Cet amoureux des buis lèche donc 700 heures par saison. "L’avantage du buis, c’est que l’on peut le tailler très facilement, dix ou onze fois par an si on le souhaite. À cet égard, c’est peut-être la plante la plus extraordinaire qui soit. Le buis est également très souple, très tendre. Il présente une douceur que l’on ne retrouve pas dans les autres buissons, qui ont un côté rigide lorsqu’on commence à les tailler. Le buis, en revanche, me rappelle la pâte à modeler de mon enfance. On peut le modeler très facilement. Le buis, c’est de la pâte à modeler ou de l’argile. Encore une fois, très doux. Argile est un mot magnifique. Vous voyez, c’est grâce à vous que je viens de faire cette association. Je n’avais jamais fait le rapprochement avant."
Psychédélique
"Les gens me demandent toujours comment j’ai commencé. C’est très simple: quand j’ai découvert les buissons sur ma colline, je les ai observés pendant quatre ans, tous les jours et, petit à petit, j’ai commencé à y voir des formes.

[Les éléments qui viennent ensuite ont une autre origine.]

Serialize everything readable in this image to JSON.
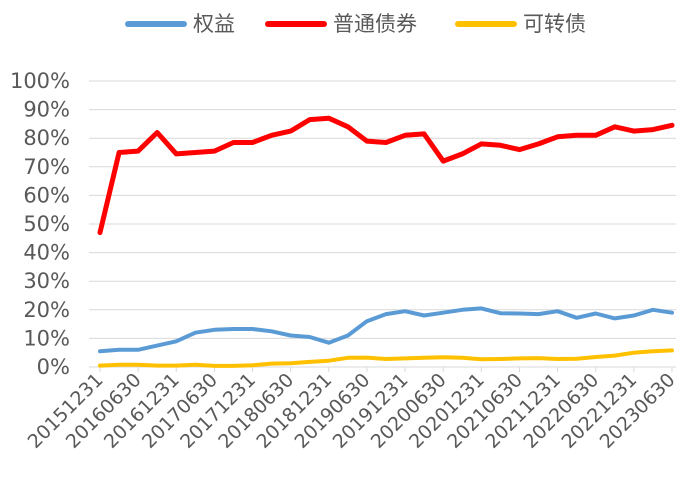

C’était une expérience presque psychédélique. Je ‘voyais’ les formes: pas l’ensemble, le paysage entier, non: chaque pièce séparément. Lorsque j’ai commencé à les tailler après ces quatre années, à chaque fois il restait un tronc nu, sans feuilles. Et je ‘voyais’ ce qu’il allait devenir. Cela n’a rien de visionnaire ni de surnaturel: c’est plutôt comme un peintre qui sait inconsciemment où il va. Il avance. Et il connaît l’image finale, même s’il n’en est pas directement conscient. C’est difficile à expliquer."
"On s’approche un peu de la folie", poursuit-il. "Mais j’ai une définition très claire de ce qu’est la folie. La folie, c’est juste une étincelle de sacré." Lorsqu’il voyage, ce qui est rare, c’est exclusivement en hiver, quand il y a un peu moins de travail. "Mais ce n’est jamais vraiment le cas: le jardinier est le gardien de la création et un gardien doit toujours être présent. Je suis tellement amoureux de mon jardin que je me sens mal dès que je le quitte. Il me manque. C’est un sentiment très, très profond."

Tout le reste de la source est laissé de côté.